3. Baseline Regression Model -
- Steps completed:
- Removed leakage features (e.g., DEPARTURE_DELAY, WHEELS_ON).
- Used only information available before takeoff.
- Trained a simple Linear Regression model.
- Evaluated the model using MAE, MSE, RMSE, and R².
- Results (Baseline):
- RMSE ≈ 9.23 minutes
- R² ≈ 0.88
- Train/test scores were close - no overfitting.

4. Feature Engineering -
- Performed multiple transformations to enhance model performance:
- 4.1 Encoding -
- One-Hot Encoding - AIRLINE
- Frequency Encoding - ORIGIN_AIRPORT, DESTINATION_AIRPORT
- 4.2 New Features -
- IS_WEEKEND — captures weekend travel differences
- 4.3 Clustering -
- Applied K-Means (k=4) on DISTANCE and SCHEDULED_TIME
- Added new feature: FLIGHT_CLUSTER
- 4.4 Dimensionality Reduction -
- PCA visualization to validate that clusters form meaningful groups
- 4.5 Scaling -
- Removed leakage / irrelevant fields
- Scaled the final 33 features using StandardScaler
![image](https://cdn-uploads.huggingface.co/production/uploads/690cf480f5e17706452c5d7c/Vv6ExAplhy8ogI_wummhI.png)

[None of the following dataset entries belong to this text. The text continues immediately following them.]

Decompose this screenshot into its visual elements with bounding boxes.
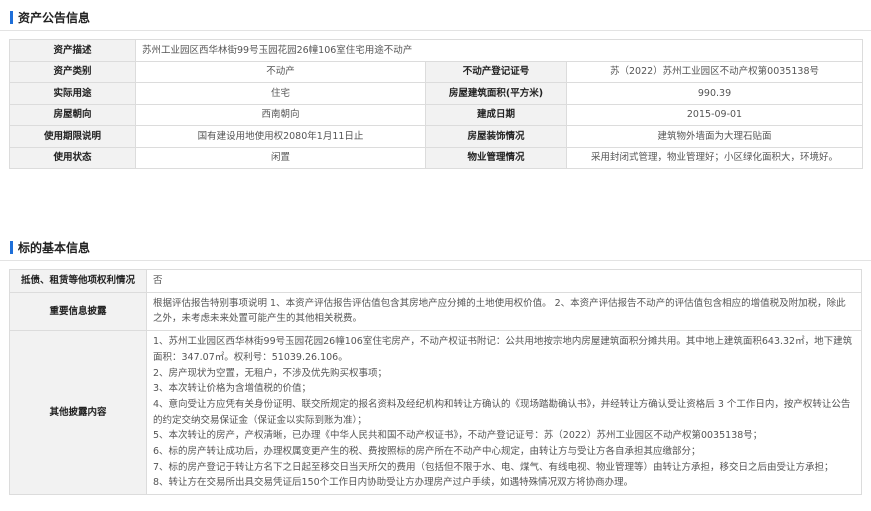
other-line: 1、苏州工业园区西华林街99号玉园花园26幢106室住宅房产，不动产权证书附记：… bbox=[153, 336, 853, 363]
row-label: 使用状态 bbox=[9, 146, 136, 169]
table-row: 实际用途 住宅 房屋建筑面积(平方米) 990.39 bbox=[9, 82, 863, 105]
table-row: 抵债、租赁等他项权利情况 否 bbox=[9, 269, 862, 293]
row-value: 不动产 bbox=[135, 60, 426, 83]
row-value: 国有建设用地使用权2080年1月11日止 bbox=[135, 125, 426, 148]
table-row: 其他披露内容 1、苏州工业园区西华林街99号玉园花园26幢106室住宅房产，不动… bbox=[9, 330, 862, 496]
other-line: 2、房产现状为空置，无租户，不涉及优先购买权事项； bbox=[153, 367, 388, 379]
other-line: 5、本次转让的房产，产权清晰，已办理《中华人民共和国不动产权证书》，不动产登记证… bbox=[153, 430, 763, 442]
row-value: 闲置 bbox=[135, 146, 426, 169]
row-label: 资产类别 bbox=[9, 60, 136, 83]
row-label: 房屋装饰情况 bbox=[425, 125, 567, 148]
table-row: 使用期限说明 国有建设用地使用权2080年1月11日止 房屋装饰情况 建筑物外墙… bbox=[9, 125, 863, 148]
other-line: 4、意向受让方应凭有关身份证明、联交所规定的报名资料及经纪机构和转让方确认的《现… bbox=[153, 398, 851, 426]
table-row: 使用状态 闲置 物业管理情况 采用封闭式管理，物业管理好；小区绿化面积大，环境好… bbox=[9, 146, 863, 169]
other-value: 1、苏州工业园区西华林街99号玉园花园26幢106室住宅房产，不动产权证书附记：… bbox=[146, 330, 862, 496]
other-line: 7、标的房产登记于转让方名下之日起至移交日当天所欠的费用（包括但不限于水、电、煤… bbox=[153, 461, 834, 473]
section-title: 资产公告信息 bbox=[18, 10, 91, 25]
row-label: 房屋建筑面积(平方米) bbox=[425, 82, 567, 105]
row-value: 采用封闭式管理，物业管理好；小区绿化面积大，环境好。 bbox=[566, 146, 863, 169]
basic-info-table: 抵债、租赁等他项权利情况 否 重要信息披露 根据评估报告特别事项说明 1、本资产… bbox=[9, 269, 862, 496]
row-value: 住宅 bbox=[135, 82, 426, 105]
table-row: 房屋朝向 西南朝向 建成日期 2015-09-01 bbox=[9, 103, 863, 126]
row-label: 物业管理情况 bbox=[425, 146, 567, 169]
section-header-asset: 资产公告信息 bbox=[10, 10, 91, 25]
row-value: 990.39 bbox=[566, 82, 863, 105]
row-value: 建筑物外墙面为大理石贴面 bbox=[566, 125, 863, 148]
row-label: 实际用途 bbox=[9, 82, 136, 105]
row-label: 建成日期 bbox=[425, 103, 567, 126]
row-value: 2015-09-01 bbox=[566, 103, 863, 126]
row-value: 苏（2022）苏州工业园区不动产权第0035138号 bbox=[566, 60, 863, 83]
important-label: 重要信息披露 bbox=[9, 291, 147, 332]
asset-desc-value: 苏州工业园区西华林街99号玉园花园26幢106室住宅用途不动产 bbox=[135, 39, 863, 62]
divider bbox=[0, 260, 871, 261]
divider bbox=[0, 30, 871, 31]
mortgage-value: 否 bbox=[146, 269, 862, 293]
table-row: 资产描述 苏州工业园区西华林街99号玉园花园26幢106室住宅用途不动产 bbox=[9, 39, 863, 62]
other-line: 8、转让方在交易所出具交易凭证后150个工作日内协助受让方办理房产过户手续，如遇… bbox=[153, 477, 634, 489]
section-accent-bar bbox=[10, 10, 13, 24]
section-header-basic: 标的基本信息 bbox=[10, 240, 91, 255]
row-value: 西南朝向 bbox=[135, 103, 426, 126]
asset-info-table: 资产描述 苏州工业园区西华林街99号玉园花园26幢106室住宅用途不动产 资产类… bbox=[9, 39, 863, 169]
table-row: 重要信息披露 根据评估报告特别事项说明 1、本资产评估报告评估值包含其房地产应分… bbox=[9, 291, 862, 332]
row-label: 使用期限说明 bbox=[9, 125, 136, 148]
other-line: 3、本次转让价格为含增值税的价值； bbox=[153, 383, 312, 395]
row-label: 不动产登记证号 bbox=[425, 60, 567, 83]
mortgage-label: 抵债、租赁等他项权利情况 bbox=[9, 269, 147, 293]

5. Improved Regression Models -
- Trained three models on the engineered dataset:
- Linear Regression (Improved)
- Random Forest Regressor
- Gradient Boosting Regressor
- Results:
- Gradient Boosting achieved best performance
- RMSE ≈ 9.04
- R² ≈ 0.89
- This improves over the baseline because tree-based models capture non-linear relationships.
![image](https://cdn-uploads.huggingface.co/production/uploads/690cf480f5e17706452c5d7c/caa8MPXWSZjFLKELJVjtR.png)
![image](https://cdn-uploads.huggingface.co/production/uploads/690cf480f5e17706452c5d7c/5lxtX4NaMmHEPOhj-WF4X.png)

6. Winning Regression Model + Deployment -
- Selected Gradient Boosting Regressor as winner.
- Exported it using pickle:
- with open("winning_model.pkl", "wb") as f:
  -  pickle.dump(best_model, f)
  
- Uploaded to a dedicated HuggingFace model repository.

7. Regression - Classification -
- 7.1 Creating Classes -
- Converted arrival delay into 3 classes using quantile binning:
- Class 0: lowest 33% delays
- Class 1: middle 33%
- Class 2: highest 33%
- Why?
- This ensures balanced classes and avoids distortions caused by skewed delay distributions.
- 7.2 Class Balance Check -
- Class distribution remained balanced (≈ 32–36% per class).
- Therefore:
- Accuracy is meaningful
- Also tracked macro-F1 to ensure fair performance across classes
![image](https://cdn-uploads.huggingface.co/production/uploads/690cf480f5e17706452c5d7c/fgqVECFXrTjsvJpxoWFgd.png)

8. Classification Models -
- 8.1 Precision vs Recall -
- We evaluated both but emphasized recall because misclassifying high-delay flights as low-delay is more costly than the opposite.
- 8.2 Models Trained
- Logistic Regression
- Random Forest Classifier
- Gradient Boosting Classifier
- All trained on the engineered features.
- 8.3 Evaluation
- For each model:
- Classification report (precision, recall, F1-score)
- Confusion matrix
- Analysis of error patterns
- Best model (macro F1): Logistic Regression
- Even though simple, it produced the most balanced performance across all classes.
![image](https://cdn-uploads.huggingface.co/production/uploads/690cf480f5e17706452c5d7c/l8BoeRnFkX28fDwZrArNx.png)
- 8.4 Exporting the Winning Classifier
- with open("winning_classifier.pkl", "wb") as f:
  -  pickle.dump(best_cls_model, f)
- Uploaded the classifier to the same HF repository as required.